Ajuda-nos a entender o que somos, mas também a identificar com precisão o que não
somos. A idéia de animal, da qual fazemos tanta questão de nos distinguir, por exemplo,
tem muitas vezes séculos de idade. Hoje sabemos muito mais sobre o que os animais de
fato são – sobretudo certos animais – e tal conhecimento pode servir para situar na
devida luz tanto o que nos aproxima quanto o que nos distancia deles.

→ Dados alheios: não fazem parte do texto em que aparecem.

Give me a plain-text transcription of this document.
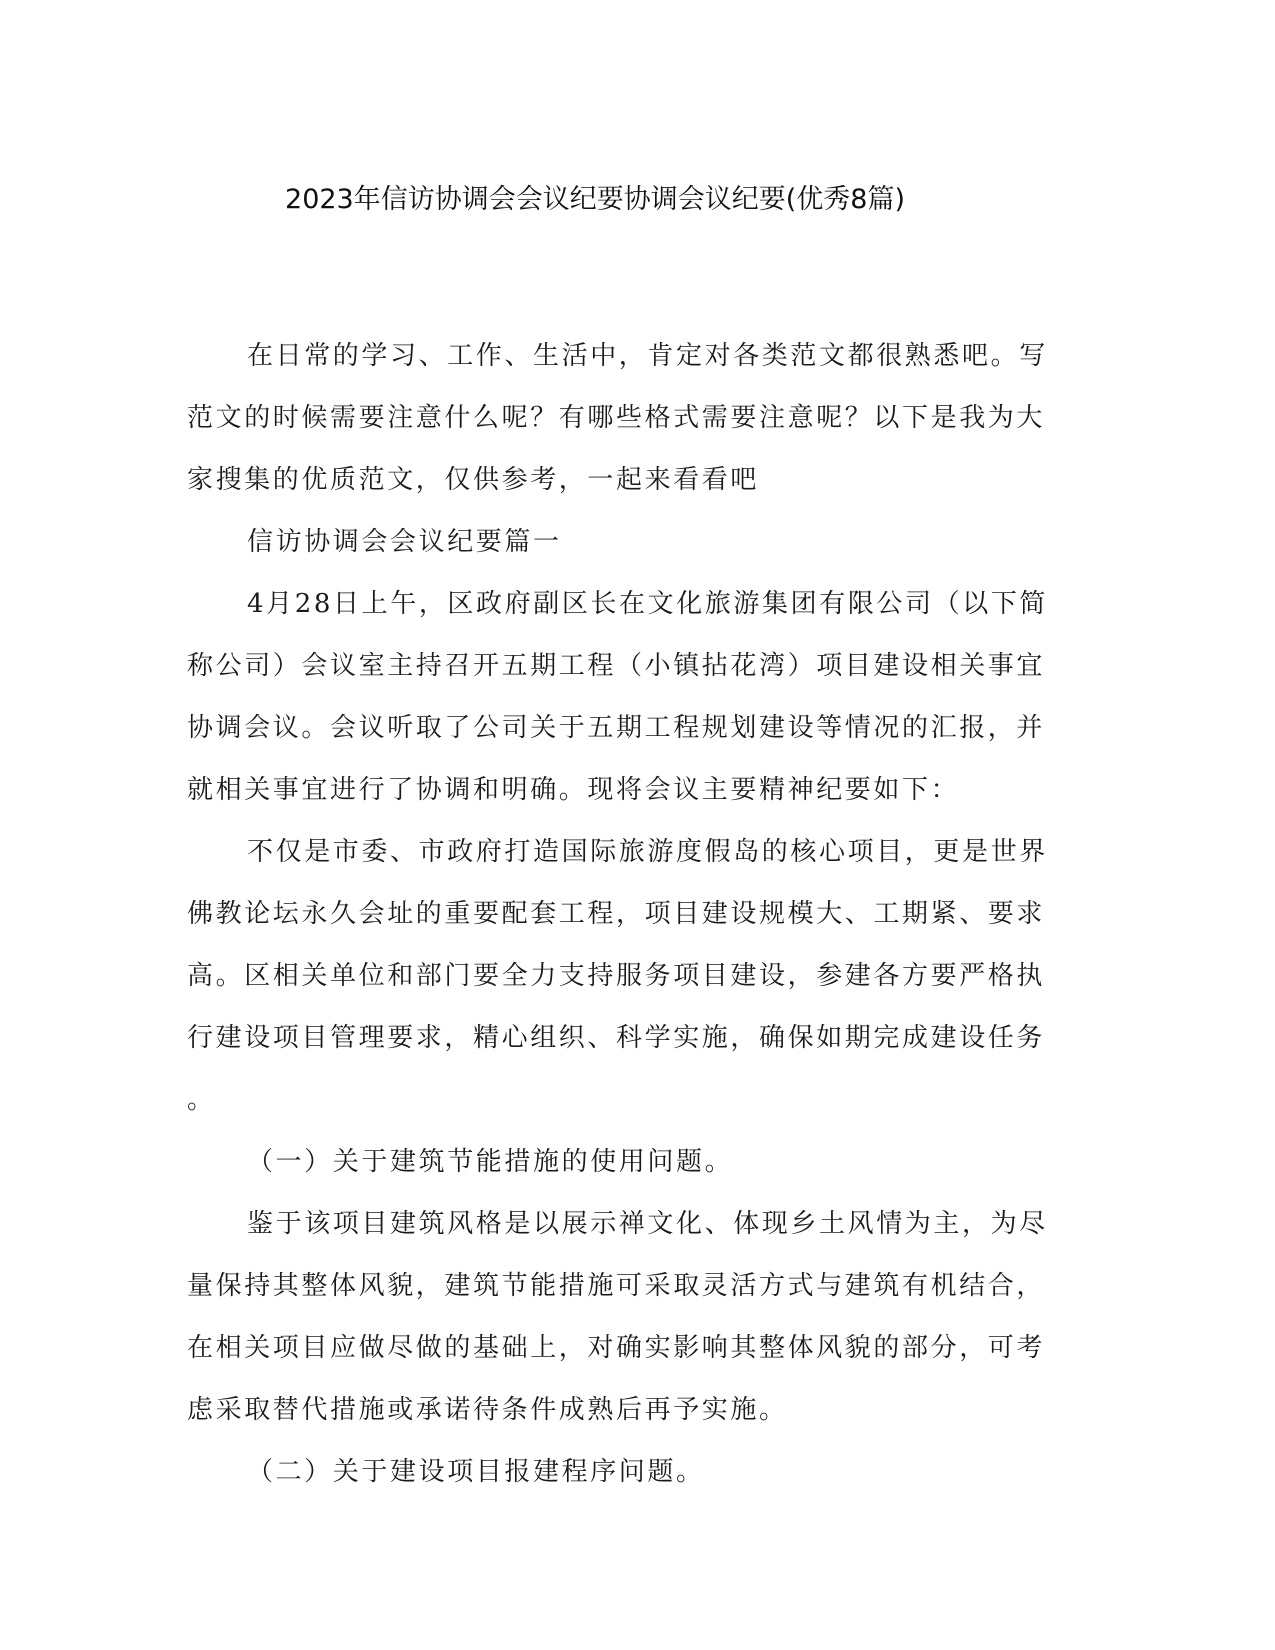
2023年信访协调会会议纪要协调会议纪要(优秀8篇)

在日常的学习、工作、生活中，肯定对各类范文都很熟悉吧。写范文的时候需要注意什么呢？有哪些格式需要注意呢？以下是我为大家搜集的优质范文，仅供参考，一起来看看吧

信访协调会会议纪要篇一

4月28日上午，区政府副区长在文化旅游集团有限公司（以下简称公司）会议室主持召开五期工程（小镇拈花湾）项目建设相关事宜协调会议。会议听取了公司关于五期工程规划建设等情况的汇报，并就相关事宜进行了协调和明确。现将会议主要精神纪要如下：

不仅是市委、市政府打造国际旅游度假岛的核心项目，更是世界佛教论坛永久会址的重要配套工程，项目建设规模大、工期紧、要求高。区相关单位和部门要全力支持服务项目建设，参建各方要严格执行建设项目管理要求，精心组织、科学实施，确保如期完成建设任务

。

（一）关于建筑节能措施的使用问题。

鉴于该项目建筑风格是以展示禅文化、体现乡土风情为主，为尽量保持其整体风貌，建筑节能措施可采取灵活方式与建筑有机结合，在相关项目应做尽做的基础上，对确实影响其整体风貌的部分，可考虑采取替代措施或承诺待条件成熟后再予实施。

（二）关于建设项目报建程序问题。
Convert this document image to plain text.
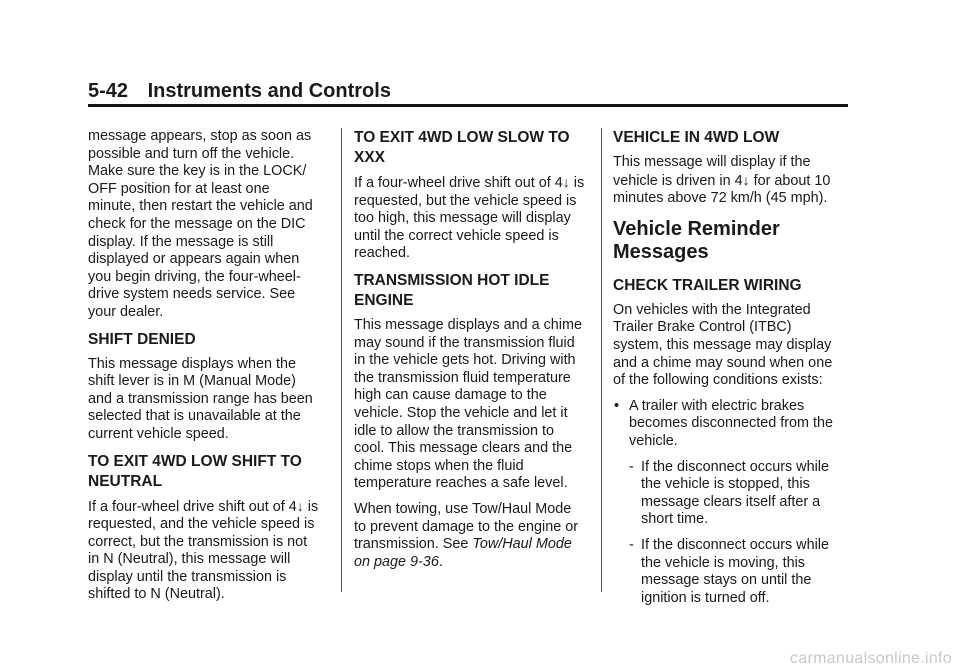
5-42 Instruments and Controls

message appears, stop as soon as possible and turn off the vehicle. Make sure the key is in the LOCK/ OFF position for at least one minute, then restart the vehicle and check for the message on the DIC display. If the message is still displayed or appears again when you begin driving, the four-wheel-drive system needs service. See your dealer.

SHIFT DENIED

This message displays when the shift lever is in M (Manual Mode) and a transmission range has been selected that is unavailable at the current vehicle speed.

TO EXIT 4WD LOW SHIFT TO NEUTRAL

If a four-wheel drive shift out of 4↓ is requested, and the vehicle speed is correct, but the transmission is not in N (Neutral), this message will display until the transmission is shifted to N (Neutral).

TO EXIT 4WD LOW SLOW TO XXX

If a four-wheel drive shift out of 4↓ is requested, but the vehicle speed is too high, this message will display until the correct vehicle speed is reached.

TRANSMISSION HOT IDLE ENGINE

This message displays and a chime may sound if the transmission fluid in the vehicle gets hot. Driving with the transmission fluid temperature high can cause damage to the vehicle. Stop the vehicle and let it idle to allow the transmission to cool. This message clears and the chime stops when the fluid temperature reaches a safe level.

When towing, use Tow/Haul Mode to prevent damage to the engine or transmission. See Tow/Haul Mode on page 9-36.

VEHICLE IN 4WD LOW

This message will display if the vehicle is driven in 4↓ for about 10 minutes above 72 km/h (45 mph).

Vehicle Reminder Messages
CHECK TRAILER WIRING

On vehicles with the Integrated Trailer Brake Control (ITBC) system, this message may display and a chime may sound when one of the following conditions exists:

• A trailer with electric brakes becomes disconnected from the vehicle.
- If the disconnect occurs while the vehicle is stopped, this message clears itself after a short time.
- If the disconnect occurs while the vehicle is moving, this message stays on until the ignition is turned off.
carmanualsonline.info
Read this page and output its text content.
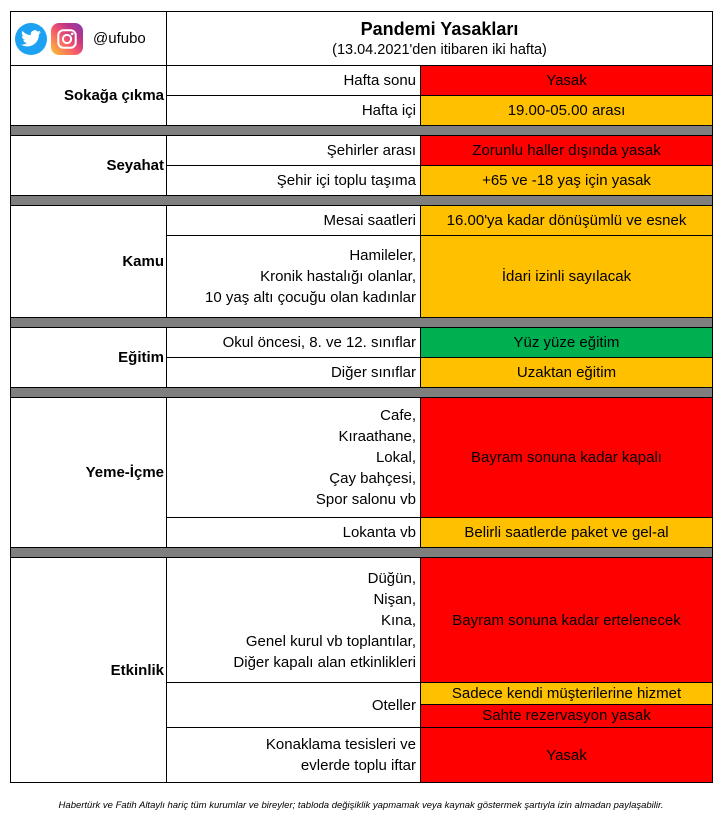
@ufubo	Pandemi Yasakları
(13.04.2021'den itibaren iki hafta)	

Sokağa çıkma	Hafta sonu	Yasak
	Hafta içi	19.00-05.00 arası

Seyahat	Şehirler arası	Zorunlu haller dışında yasak
	Şehir içi toplu taşıma	+65 ve -18 yaş için yasak

Kamu	Mesai saatleri	16.00'ya kadar dönüşümlü ve esnek

	Hamileler,
Kronik hastalığı olanlar,
10 yaş altı çocuğu olan kadınlar	İdari izinli sayılacak

Eğitim	Okul öncesi, 8. ve 12. sınıflar	Yüz yüze eğitim
	Diğer sınıflar	Uzaktan eğitim

Yeme-İçme	Cafe,
Kıraathane,
Lokal,
Çay bahçesi,
Spor salonu vb	Bayram sonuna kadar kapalı
	Lokanta vb	Belirli saatlerde paket ve gel-al

Etkinlik	Düğün,
Nişan,
Kına,
Genel kurul vb toplantılar,
Diğer kapalı alan etkinlikleri	Bayram sonuna kadar ertelenecek
	Oteller	Sadece kendi müşterilerine hizmet
Sahte rezervasyon yasak

	Konaklama tesisleri ve
evlerde toplu iftar	Yasak
Habertürk ve Fatih Altaylı hariç tüm kurumlar ve bireyler; tabloda değişiklik yapmamak veya kaynak göstermek şartıyla izin almadan paylaşabilir.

Ao procurarmos definir e enfocar melhor a essência da natureza humana, importa,
na minha opinião, distinguir de saída a natureza do indivíduo singular daquela do coletivo,
ou seja, daquilo que somos enquanto parte de uma sociedade que possui uma cultura e
uma história. Em síntese extrema: como indivíduos, somos animais – com características
de todo modo peculiares, mas sempre somos animais – produto de uma evolução
biológica milenar fundamentalmente cega e oportunista; enquanto isso, o coletivo
humano, e com ele o indivíduo que lhe pertence, mostra um caráter histórico e é filho de
uma continuidade cultural, longitudinal e transversal, que não encontra igual em nenhum
outro tipo de realidade. Dessa última característica nos sentimos muito orgulhosos, mas
não nos é conveniente nem é profícuo ignorarmos os vínculos e as condições que nos
limitam como seres singulares. Leopardi já se perguntava diante dos despojos de Tristão
“desejo e espero que me seja explicado pelos que entendem de indivíduos e de massas o
que estão fazendo [as massas] sem indivíduos, sendo compostas de indivíduos”.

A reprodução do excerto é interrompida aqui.